President Obama‘s remarks on Trayvon Martin today were immediately met with anger and outrage on the right, including one comment that Obama is the “race-baiter in chief.” On Hardball today, MSNBC contributor Joy Reid touted this as the latest example of Republicans not caring at all about expanding their appeal to minority groups. She told Republican strategist John Feehery that the right has idolized Zimmerman while lacking any kind of “basic human sympathy” for Martin’s family.
Feehery told guest host Michael Smerconish that he would personally advise Republicans to respond to what Obama said “very carefully,” and while he thought it was important for Obama to speak out, he wished the president had talked more about the media “fostering fear” in the Zimmerman case. He explained that if Republicans want to grow their base, they can’t get too involved in explosive debates on the subject.
Reid almost immediately dismissed everything Feehery said. She told Smerconish, “I don’t see any context in which Republicans are trying to grow their base in any policy matter.” Feehery interjected to dispute that, but Reid cited the heated immigration debate before telling him it’s too late for the GOP to tread lightly in the Zimmerman case.
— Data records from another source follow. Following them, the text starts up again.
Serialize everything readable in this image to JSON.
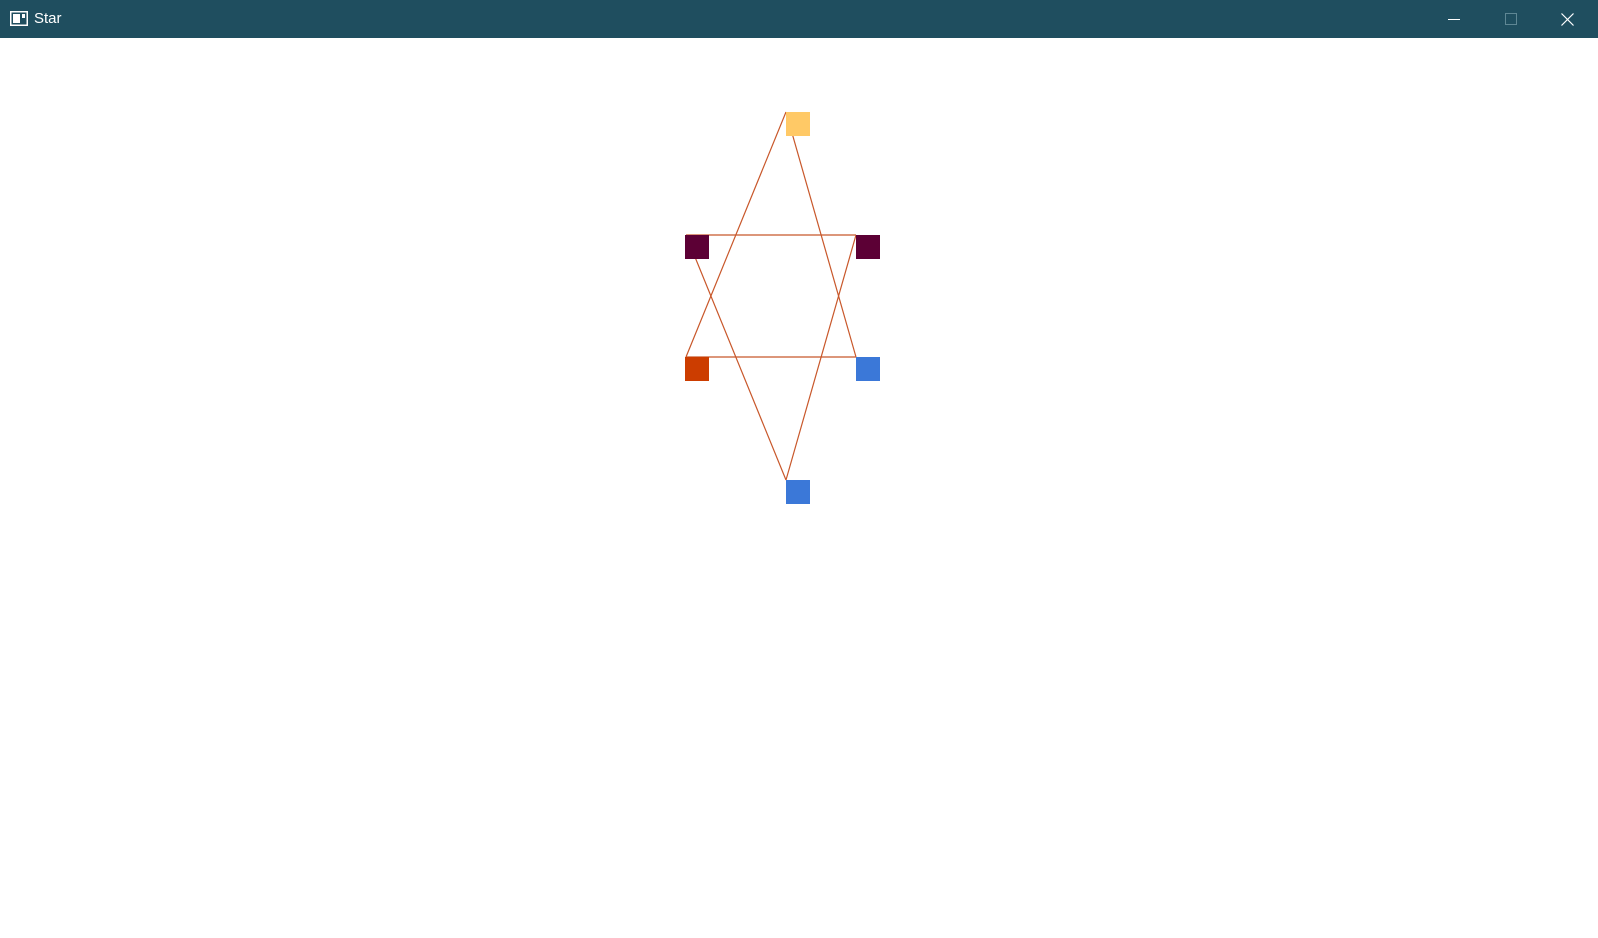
{
  "window": {
    "title": "Star",
    "titlebar_color": "#1f4e5f",
    "controls": {
      "minimize_icon": "minimize-icon",
      "maximize_icon": "maximize-icon",
      "close_icon": "close-icon"
    }
  },
  "drawing": {
    "line_color": "#c8572a",
    "vertices": [
      {
        "id": "top",
        "color": "#ffc966"
      },
      {
        "id": "upper-left",
        "color": "#5c0035"
      },
      {
        "id": "upper-right",
        "color": "#5c0035"
      },
      {
        "id": "lower-left",
        "color": "#cc3d00"
      },
      {
        "id": "lower-right",
        "color": "#3b78d8"
      },
      {
        "id": "bottom",
        "color": "#3b78d8"
      }
    ]
  }
}
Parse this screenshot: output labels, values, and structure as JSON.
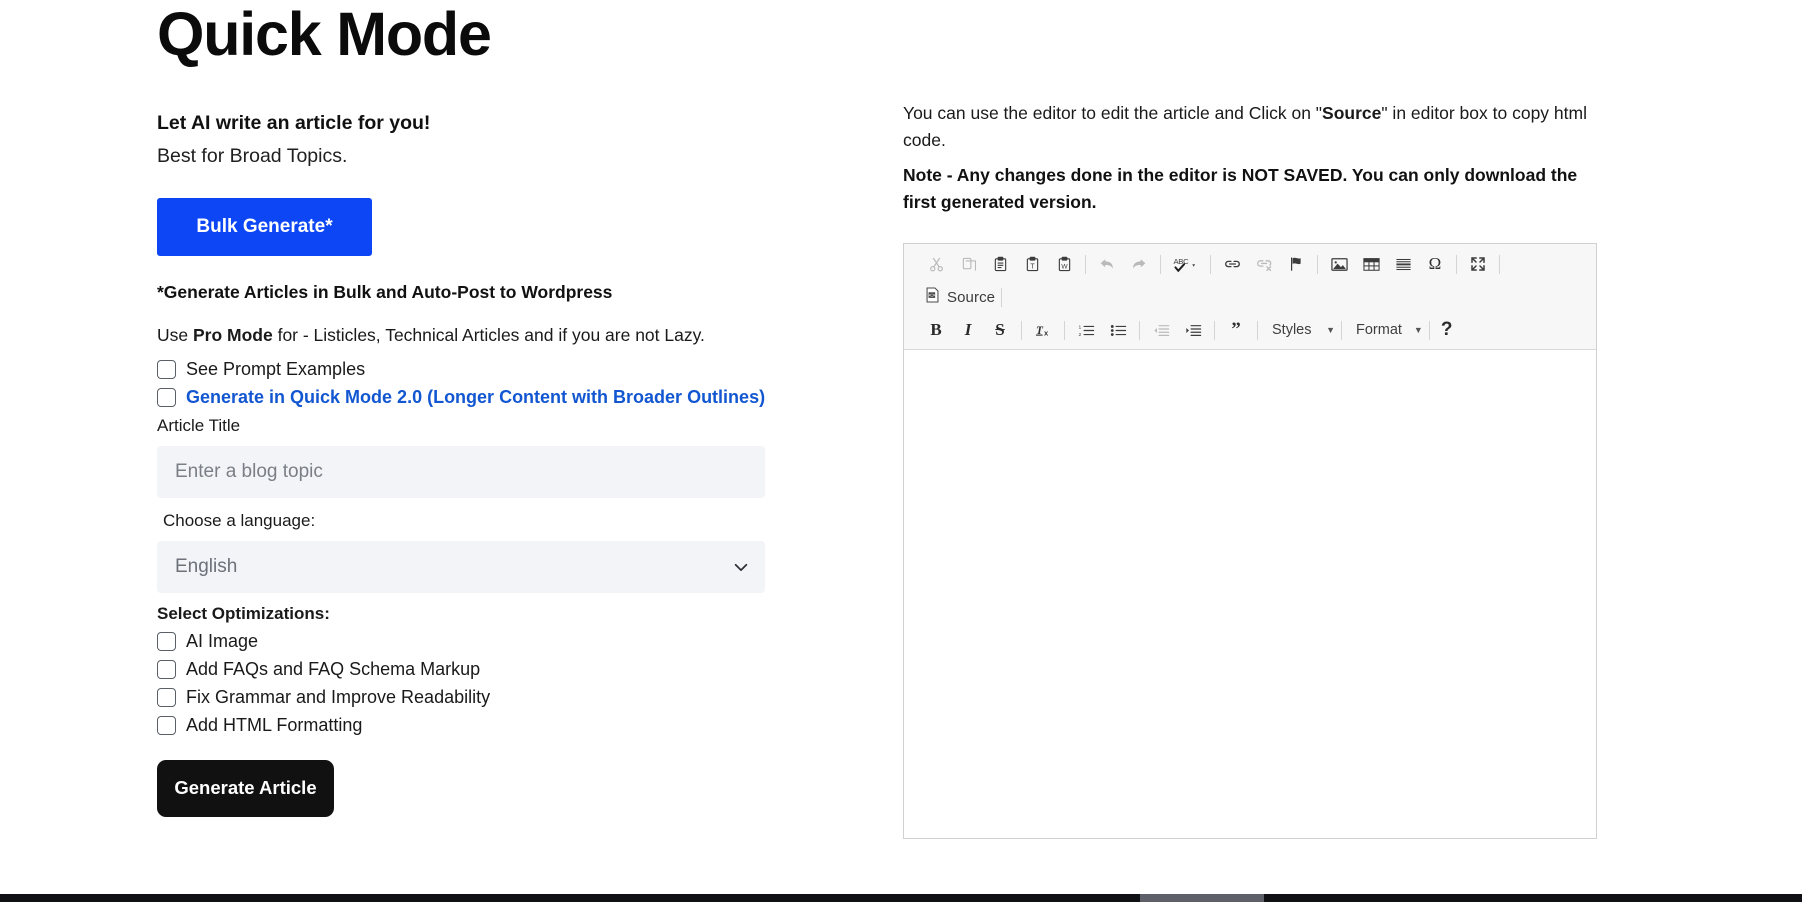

“On this issue, what I have heard is absolute vitriol toward Trayvon Martin and his family, and embracing of George Zimmerman as some sort of folk hero on the far right. I haven’t seen any responsible voices in the Republican party saying that’s a bad idea, and not even any basic human sympathy for the family of Trayvon Martin.”
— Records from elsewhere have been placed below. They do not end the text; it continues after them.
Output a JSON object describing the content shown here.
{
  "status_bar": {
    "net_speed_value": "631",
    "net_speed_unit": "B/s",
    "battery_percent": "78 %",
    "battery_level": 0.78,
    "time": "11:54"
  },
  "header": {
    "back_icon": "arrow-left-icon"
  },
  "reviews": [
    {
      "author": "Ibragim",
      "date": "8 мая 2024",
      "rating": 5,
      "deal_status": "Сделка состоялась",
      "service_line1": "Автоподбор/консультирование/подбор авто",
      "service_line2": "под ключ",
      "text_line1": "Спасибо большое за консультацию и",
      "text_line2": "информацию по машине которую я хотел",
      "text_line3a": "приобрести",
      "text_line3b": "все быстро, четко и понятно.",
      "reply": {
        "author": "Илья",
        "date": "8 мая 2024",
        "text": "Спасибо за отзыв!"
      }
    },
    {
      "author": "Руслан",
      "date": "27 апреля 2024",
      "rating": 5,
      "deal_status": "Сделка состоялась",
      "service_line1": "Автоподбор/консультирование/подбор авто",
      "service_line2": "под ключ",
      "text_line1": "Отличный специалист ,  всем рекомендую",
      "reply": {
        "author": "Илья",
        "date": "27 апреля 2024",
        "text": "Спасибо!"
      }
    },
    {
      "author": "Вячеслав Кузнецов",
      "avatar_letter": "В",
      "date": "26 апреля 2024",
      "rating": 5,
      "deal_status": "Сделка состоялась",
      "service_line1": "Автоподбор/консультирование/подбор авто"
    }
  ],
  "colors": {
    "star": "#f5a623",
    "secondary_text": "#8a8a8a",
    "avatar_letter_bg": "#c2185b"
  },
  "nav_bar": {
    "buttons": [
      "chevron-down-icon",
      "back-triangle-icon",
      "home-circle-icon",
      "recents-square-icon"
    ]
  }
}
She continued that she has been “called the n-word every 30 seconds” on Twitter from people from the far-right since the verdict, and challenged Feehery that there is no one in the GOP who has stood up and said they need to “stop constantly overdoing our attacks on Barack Obama, because it’s turning people off.” Feehery noted the way in which the media’s presented the Zimmerman case has been “utterly destructive to the country,” and the two of them rehashed previous arguments about the facts of the case before Smerconish jumped in.